At which point the hubster stepped bravely forward, ripped back his wetsuit revealing the large letter H on his chest, and said in a deep, booming voice, “I can get it for you.”
Well, needless to say the fisherman wasn’t turning down an offer like that. The hubster quickly zipped up his life vest, grabbed his paddle, and launched his kayak again in the direction of the boat. At first I thought (in resignation) that I’d just wait at the car since my arms had already fallen halfway off my shoulders from the earlier four hours of paddling. But it didn’t take long (seconds!) for my mind to generate a surprising variety of different capsizing possibilities so the next thing I knew, I, too, was back in the water, paddling furiously after the love of my life, determined to save him from himself if necessary, or at least drown beside him in the ultimate worst case scenario.
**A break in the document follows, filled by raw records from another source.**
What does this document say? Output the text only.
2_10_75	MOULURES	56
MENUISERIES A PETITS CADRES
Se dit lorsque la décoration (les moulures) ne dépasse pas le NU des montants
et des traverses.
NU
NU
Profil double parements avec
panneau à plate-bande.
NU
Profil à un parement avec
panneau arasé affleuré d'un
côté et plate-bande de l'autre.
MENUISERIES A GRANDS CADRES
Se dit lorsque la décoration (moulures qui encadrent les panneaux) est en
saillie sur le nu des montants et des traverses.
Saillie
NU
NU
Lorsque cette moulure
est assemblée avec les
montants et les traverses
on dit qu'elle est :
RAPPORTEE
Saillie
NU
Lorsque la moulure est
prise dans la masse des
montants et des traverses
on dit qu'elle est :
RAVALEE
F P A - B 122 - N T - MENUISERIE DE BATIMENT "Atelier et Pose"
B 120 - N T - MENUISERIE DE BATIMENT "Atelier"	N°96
In the end, neither were necessary. Super H reached the boat, tied the dangling mooring line around his waist, and commenced paddling into the wind to try and cover the approximately quarter mile of water that now lay between the boat and the beach. The fisherman’s girlfriend, sensing the uniqueness of the moment, wisely grabbed her boyfriend’s cell phone and started taking pictures. This is what it looked like:
The wind eventually proved too strong for the hubster to return it to the beach. He had to take it into a less convenient part of the shoreline but, all in all (since neither of us died and the fisherman was grateful to land it anywhere) it was tremendous fun. A great maiden voyage for our new-used, spunky, little kayaks. We were wondering what we should name them at the start of the day but the fisherman graciously took care of at least one of them for us. As a parting gift he christened the hubster’s kayak Tug Boat. In the future we’ll be calling it Tug for short.
copyright Dia Osborn 2012
SOBERING UPDATE: My sister-in-law in Spokane read this post and then forwarded me a link to an article in the Spokesman Review concerning a novice kayaker who died of hypothermia in early April after his boat capsized in wind-driven waves out on a lake up there. They were exactly the kind of conditions I worried about for us. I’ll definitely be picking up a couple of tow ropes and a pump before we go out again. And I’ll have the hubster watch this excellent video on the effects of cold water immersion, too, just so we’re on the same page.